Ce mercredi 27 mai, la Commission de la Défense nationale examinera la proposition du gouvernement de réengager des avions de chasse F-16 belges dans l’opération « Inherent Resolve » (OIR) en Syrie pour une période d’un an. Cette proposition fait suite à la demande des Etats-Unis, de voir déployer des avions de chasse belges en Syrie et en Irak pour des missions de reconnaissance ainsi que des opérations d’attaque et de soutien aérien aux troupes au sol.
Par la présente, nous nous permettons de marquer notre surprise quant au timing particulièrement inopportun de la discussion que vous allez avoir. Ce timing est d’abord celui de l’urgence induite par la crise planétaire liée à la lutte contre la Covid-19, à laquelle la population syrienne est également confrontée, à l’intérieur d’un pays meurtri par près de 10 de conflits. Nous nous interrogeons, en outre, sur le fait qu’aujourd’hui encore, les mêmes recettes militaires continuent d’être envisagées alors que certains développements récents du conflit augmentent les risques de confrontations internationales. Enfin, depuis le mois de novembre, les efforts des Nations Unies pour trouver une solution politique au conflit montrent certains résultats qu’il conviendrait, d’abord et avant tout, de soutenir.
En tant que mouvement pour la paix, nous souhaitons donc exprimer nos réserves quant à une nouvelle éventuelle participation belge à cette mission militaire.
- 1. Par principe, nous nous opposons à la participation à une opération extérieure qui n’est pas couverte par le droit international, en particulier par une résolution claire du Conseil de sécurité des Nations Unies ou qui serait engagée à la demande du gouvernement concerné. L’intervention militaire de la coalition internationale en Syrie est, depuis le départ, contraire aux dispositions de la Charte des Nations Unies. Cette conformité au droit international est pourtant supposée, depuis longtemps, être une condition sine qua non en Belgique, pour l’engagement de son armée à l’extérieur de ses frontières.

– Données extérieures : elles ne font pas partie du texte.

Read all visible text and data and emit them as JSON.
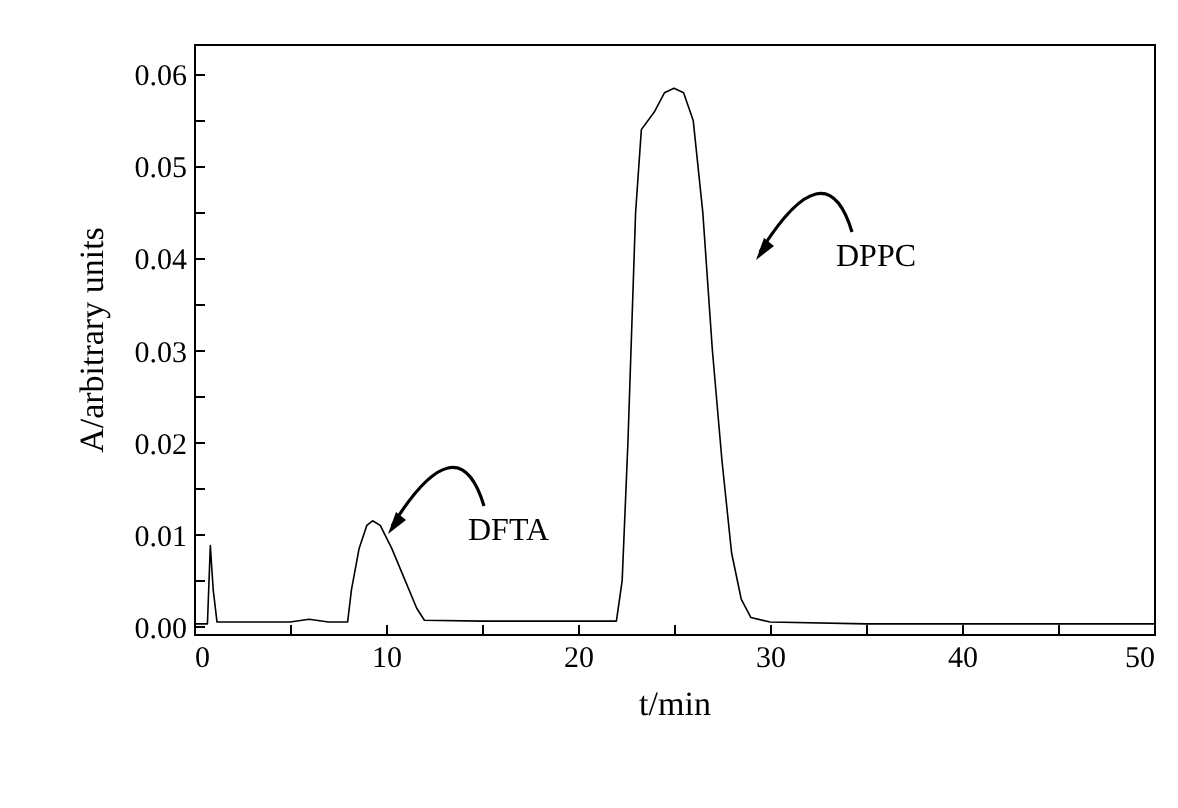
{
  "chart_data": {
    "type": "line",
    "xlabel": "t/min",
    "ylabel": "A/arbitrary units",
    "x": [
      0,
      0.7,
      0.85,
      1.0,
      1.2,
      5,
      6,
      7,
      8,
      8.2,
      8.6,
      9.0,
      9.3,
      9.7,
      10.3,
      11,
      11.6,
      12,
      15,
      20,
      22,
      22.3,
      22.6,
      23,
      23.3,
      24,
      24.5,
      25,
      25.5,
      26,
      26.5,
      27,
      27.5,
      28,
      28.5,
      29,
      30,
      35,
      40,
      50
    ],
    "series": [
      {
        "color": "#000000",
        "values": [
          0.0003,
          0.0003,
          0.0088,
          0.004,
          0.0005,
          0.0005,
          0.0008,
          0.0005,
          0.0005,
          0.004,
          0.0085,
          0.011,
          0.0115,
          0.011,
          0.0085,
          0.005,
          0.002,
          0.0007,
          0.0006,
          0.0006,
          0.0006,
          0.005,
          0.02,
          0.045,
          0.054,
          0.056,
          0.058,
          0.0585,
          0.058,
          0.055,
          0.045,
          0.03,
          0.018,
          0.008,
          0.003,
          0.001,
          0.0005,
          0.0003,
          0.0003,
          0.0003
        ]
      }
    ],
    "xlim": [
      0,
      50
    ],
    "ylim": [
      -0.0008,
      0.0633
    ],
    "xticks": [
      0,
      {
        "value": 5,
        "label": null
      },
      10,
      {
        "value": 15,
        "label": null
      },
      20,
      {
        "value": 25,
        "label": null
      },
      30,
      {
        "value": 35,
        "label": null
      },
      40,
      {
        "value": 45,
        "label": null
      },
      50
    ],
    "yticks": [
      {
        "value": 0,
        "label": "0.00"
      },
      {
        "value": 0.005,
        "label": null
      },
      {
        "value": 0.01,
        "label": "0.01"
      },
      {
        "value": 0.015,
        "label": null
      },
      {
        "value": 0.02,
        "label": "0.02"
      },
      {
        "value": 0.025,
        "label": null
      },
      {
        "value": 0.03,
        "label": "0.03"
      },
      {
        "value": 0.035,
        "label": null
      },
      {
        "value": 0.04,
        "label": "0.04"
      },
      {
        "value": 0.045,
        "label": null
      },
      {
        "value": 0.05,
        "label": "0.05"
      },
      {
        "value": 0.055,
        "label": null
      },
      {
        "value": 0.06,
        "label": "0.06"
      }
    ],
    "annotations": [
      "DFTA",
      "DPPC"
    ],
    "grid": false,
    "marker": "none",
    "line_style": "solid"
  }
}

- La participation à une telle mission de combat se confronte également – et érode – l’appel lancé par le Secrétaire général des Nations Unies Antonio Guterres le 23 mars dernier en faveur d’un « cessez-le-feu mondial immédiat » afin de concentrer toute l’attention et tous les moyens vers la lutte contre la pandémie de COVID-19. L’envoyé spécial des Nations Unies pour la Syrie, Geir Pedersen, a également lancé un appel clair en faveur d’un cessez-le-feu « total » et « immédiat » dans toute la Syrie, vu l’urgence humanitaire liée à la crise sanitaire.

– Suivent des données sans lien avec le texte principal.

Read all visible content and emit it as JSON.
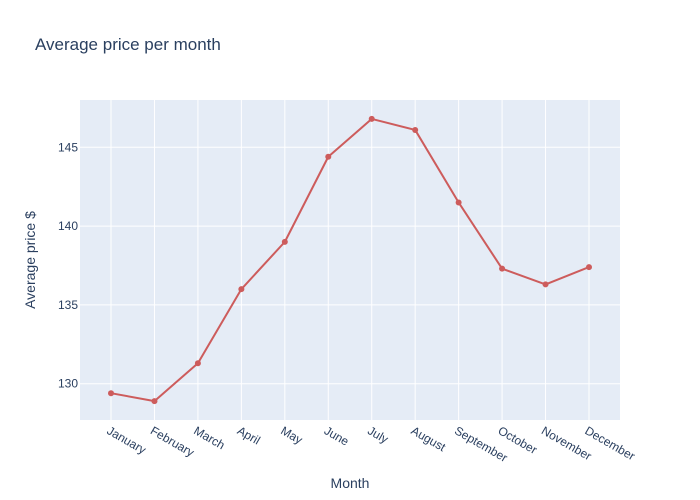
{
  "chart_data": {
    "type": "line",
    "title": "Average price per month",
    "xlabel": "Month",
    "ylabel": "Average price $",
    "categories": [
      "January",
      "February",
      "March",
      "April",
      "May",
      "June",
      "July",
      "August",
      "September",
      "October",
      "November",
      "December"
    ],
    "series": [
      {
        "values": [
          129.4,
          128.9,
          131.3,
          136.0,
          139.0,
          144.4,
          146.8,
          146.1,
          141.5,
          137.3,
          136.3,
          137.4
        ],
        "color": "#cd5c5c"
      }
    ],
    "ylim": [
      127.7,
      148.0
    ],
    "yticks": [
      130,
      135,
      140,
      145
    ],
    "grid": true,
    "legend": "none",
    "plot_background": "#e5ecf6",
    "gridline_color": "#ffffff",
    "text_color": "#2a3f5f"
  }
}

- Nous demandons à la Belgique, en tant que membre du Conseil de sécurité des Nations Unies, de déployer tous ses efforts pour que la population affectée en Syrie ait un accès suffisant à l’aide humanitaire. Dans ce contexte, il est primordial que la résolution 2504 soit renouvelée, afin que le libre accès aux postes frontières et aux zones de conflits reste garanti même après le 10 juillet 2020. Parallèlement, il est crucial de soutenir autant que possible les efforts politiques des Nations Unies et les négociations sous son égide au sein de la commission constitutionnelle. Une nouvelle participation militaire de notre pays à cette opération illégale pourrait saper la légitimité politique de notre pays aux yeux de certaines des parties belligérantes.
- A l’instar des précédentes opérations de combat aérien, le risque de pertes civiles est élevé. Nous rappelons à cet effet que l’intervention militaire de la coalition internationale en Syrie est responsable d’au moins 8 250 victimes civiles confirmées, selon l’organisation Airwars. A cet effet, il convient de rappeler que les précédentes missions de combat aérien belges en Irak et en Syrie souffraient d’un manque total de transparence. Un manque qui rend, évidemment, le contrôle et l’évaluation politiques très difficiles, voire impossibles.
La participation belge à une nouvelle mission de combat en Syrie nous apparaît donc extrêmement problématique et indésirable. Comme l’a déclaré le Secrétaire général des Nations Unies, Antonio Guterres, le 21 février 2020 : « Le message est clair. Il n’y a pas de solution militaire à la crise syrienne. La seule solution possible est une solution politique ». Nous espérons que vous pourrez rendre justice à cette déclaration en permettant de concentrer tous les efforts de la Belgique vers une situation pacifiée en Syrie. Dans cet espoir, nous restons à votre disposition pour en discuter plus avant et vous remercions pour l’attention que vous aurez bien voulu porter à la présente.
Agir pour la Paix, CNAPD, CSOtan, intal, MCP, Pax Christi Vlaanderen et Vrede vzw.